REKLAMA

REKLAMA

Kategorie
Zaloguj się

Zarejestruj się

Proszę podać poprawny adres e-mail Hasło musi zawierać min. 3 znaki i max. 12 znaków
* - pole obowiązkowe
Przypomnij hasło
Witaj
Usuń konto
Aktualizacja danych
  Informacja
Twoje dane będą wykorzystywane do certyfikatów.

Podatnicy płacą miliony za porzucone auta

Ewa Matyszewska
Ewa Matyszewska

REKLAMA

Urzędy skarbowe ponoszą ogromne koszty związane z opłatami za porzucone auta. Wydatki te, wynoszące miliony złotych, pokrywają ostatecznie wszyscy podatnicy. Z licytacji niczyich pojazdów fiskus odzyskuje zaledwie kilka procent poniesionych kosztów.


Jakie są obowiązki urzędników

Kliknij aby zobaczyć ilustrację.

Jak przejmowane jest na rzecz Skarbu Państwa porzucone auto

Kliknij aby zobaczyć ilustrację.

Co roku urzędy skarbowe ponoszą ogromne koszty związane z opłatami za rekwirowane i porzucane samochody przechodzące na rzecz Skarbu Państwa.

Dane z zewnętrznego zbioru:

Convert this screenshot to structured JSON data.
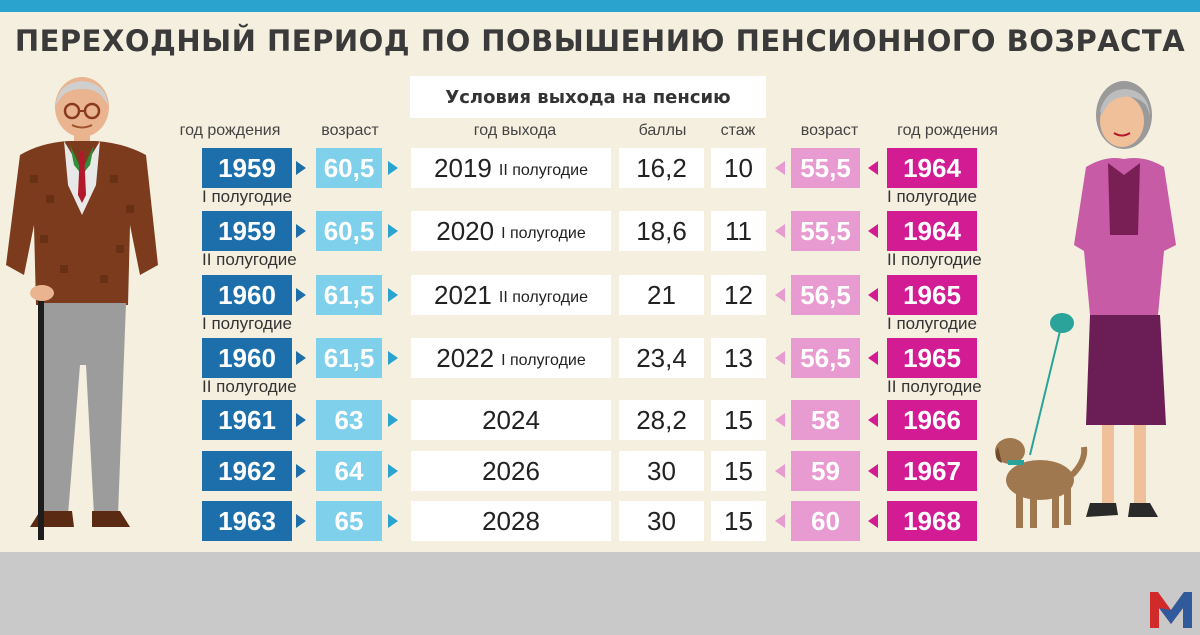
{
  "title": "ПЕРЕХОДНЫЙ ПЕРИОД ПО ПОВЫШЕНИЮ ПЕНСИОННОГО ВОЗРАСТА",
  "subtitle": "Условия выхода на пенсию",
  "headers": {
    "birth_year_men": "год рождения",
    "age_men": "возраст",
    "exit_year": "год выхода",
    "points": "баллы",
    "experience": "стаж",
    "age_women": "возраст",
    "birth_year_women": "год рождения"
  },
  "rows": [
    {
      "men_birth": "1959",
      "men_age": "60,5",
      "year": "2019",
      "half": "II полугодие",
      "points": "16,2",
      "exp": "10",
      "women_age": "55,5",
      "women_birth": "1964"
    },
    {
      "men_birth": "1959",
      "men_age": "60,5",
      "year": "2020",
      "half": "I полугодие",
      "points": "18,6",
      "exp": "11",
      "women_age": "55,5",
      "women_birth": "1964"
    },
    {
      "men_birth": "1960",
      "men_age": "61,5",
      "year": "2021",
      "half": "II полугодие",
      "points": "21",
      "exp": "12",
      "women_age": "56,5",
      "women_birth": "1965"
    },
    {
      "men_birth": "1960",
      "men_age": "61,5",
      "year": "2022",
      "half": "I полугодие",
      "points": "23,4",
      "exp": "13",
      "women_age": "56,5",
      "women_birth": "1965"
    },
    {
      "men_birth": "1961",
      "men_age": "63",
      "year": "2024",
      "half": "",
      "points": "28,2",
      "exp": "15",
      "women_age": "58",
      "women_birth": "1966"
    },
    {
      "men_birth": "1962",
      "men_age": "64",
      "year": "2026",
      "half": "",
      "points": "30",
      "exp": "15",
      "women_age": "59",
      "women_birth": "1967"
    },
    {
      "men_birth": "1963",
      "men_age": "65",
      "year": "2028",
      "half": "",
      "points": "30",
      "exp": "15",
      "women_age": "60",
      "women_birth": "1968"
    }
  ],
  "notes": [
    {
      "left": "I полугодие",
      "right": "I полугодие"
    },
    {
      "left": "II полугодие",
      "right": "II полугодие"
    },
    {
      "left": "I полугодие",
      "right": "I полугодие"
    },
    {
      "left": "II полугодие",
      "right": "II полугодие"
    }
  ],
  "colors": {
    "men_birth": "#1c6fab",
    "men_age": "#7fd0ea",
    "women_age": "#e79bd0",
    "women_birth": "#d31c93",
    "accent": "#2aa3cf"
  },
  "icons": {
    "man": "elderly-man-illustration",
    "woman": "elderly-woman-illustration",
    "dog": "dog-illustration",
    "logo": "m-logo-icon"
  }
}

Niestety, fiskus nie pokrywa tych opłat z własnej kasy. Składają się na nie wszyscy podatnicy. A nie są one małe. W niektórych województwach przekraczają nawet milion złotych rocznie.


Urzędnicy próbują odzyskać poniesione wydatki. Często jednak ich próby kończą się fiaskiem. Jednym ze sposobów na zwrot takich kosztów są licytacje niczyich aut. Jednak zyski z nich są niewielkie w porównaniu z poniesionymi opłatami. Przykładowo w województwie małopolskim w 2006 roku wydatki na porzucone auta wyniosły ponad 612 tys. zł. Odzyskano zaledwie 102 tys. zł. W województwie łódzkim w ciągu ostatnich dwóch lat wydano na niechciane 510 samochodów 200 tys. zł, a z licytacji odzyskano od 80 do 150 zł za każde sprzedane auto. W 2006 roku w Kujawsko-Pomorskiem wydano ponad 174 tys. zł, a odzyskano 81 tys. zł. W Mazowieckiem koszty te wyniosły 1,85 mln zł. Taka sytuacja jest w całej Polsce.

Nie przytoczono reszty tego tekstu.